You are using dvc version 2.6.3; however, version 2.10.2 is available.
Find the latest release at https://github.com/iterative/dvc/releases/latest.

2.10.0:

$ dvc config cache.type copy; echo foo >> test2014/foo; dvc add test2014; time dvc add test2014; dvc doctor
100% Adding...|████████████████████████████████████████████████|1/1 [00:25, 25.22s/file]

To track the changes with git, run:

    git add test2014.dvc

To enable auto staging, run:

        dvc config core.autostage true
100% Adding...|████████████████████████████████████████████████|1/1 [00:07,  7.97s/file]
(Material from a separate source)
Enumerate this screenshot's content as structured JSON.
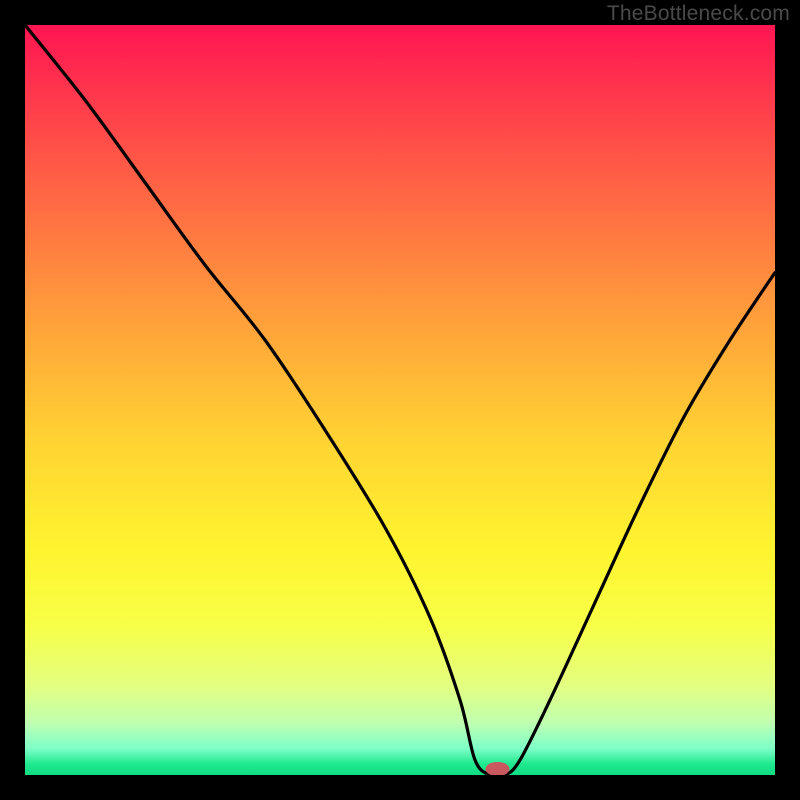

To track the changes with git, run:

    git add test2014.dvc

To enable auto staging, run:

        dvc config core.autostage true
dvc add test2014  4.70s user 3.15s system 91% cpu 8.582 total
DVC version: 2.10.0
---------------------------------
Platform: Python 3.10.2 on macOS-12.3.1-arm64-arm-64bit
Supports:
        azure (adlfs = 2021.7.1, knack = 0.9.0, azure-identity = 1.7.1),
        gdrive (pydrive2 = 1.10.1),
        gs (gcsfs = 2021.7.0),
        hdfs (fsspec = 2021.7.0, pyarrow = 7.0.0),
        webhdfs (fsspec = 2021.7.0),
        http (aiohttp = 3.8.1, aiohttp-retry = 2.4.5),
        https (aiohttp = 3.8.1, aiohttp-retry = 2.4.5),
        s3 (s3fs = 2021.7.0, boto3 = 1.21.21),
        ssh (sshfs = 2021.7.1),
        oss (ossfs = 2021.7.5),
        webdav (webdav4 = 0.9.4),
        webdavs (webdav4 = 0.9.4)
Cache types: reflink, hardlink, symlink
Cache directory: apfs on /dev/disk3s1s1
Caches: local
Remotes: None
Workspace directory: apfs on /dev/disk3s1s1
Repo: dvc, git

You are using dvc version 2.10.0; however, version 2.10.2 is available.
Find the latest release at https://github.com/iterative/dvc/releases/latest.
skshetry commented 2 years ago

Thanks. Using copy link type, I'm seeing a slight regression, but also it's way faster than it was for reflink. Is that expected?

Even in copy linktype, dvc still tries to reflink first and fallbacks to copy.

dberenbaum commented 2 years ago

Even in copy linktype, dvc still tries to reflink first and fallbacks to copy.

Any idea why the operation was so much faster?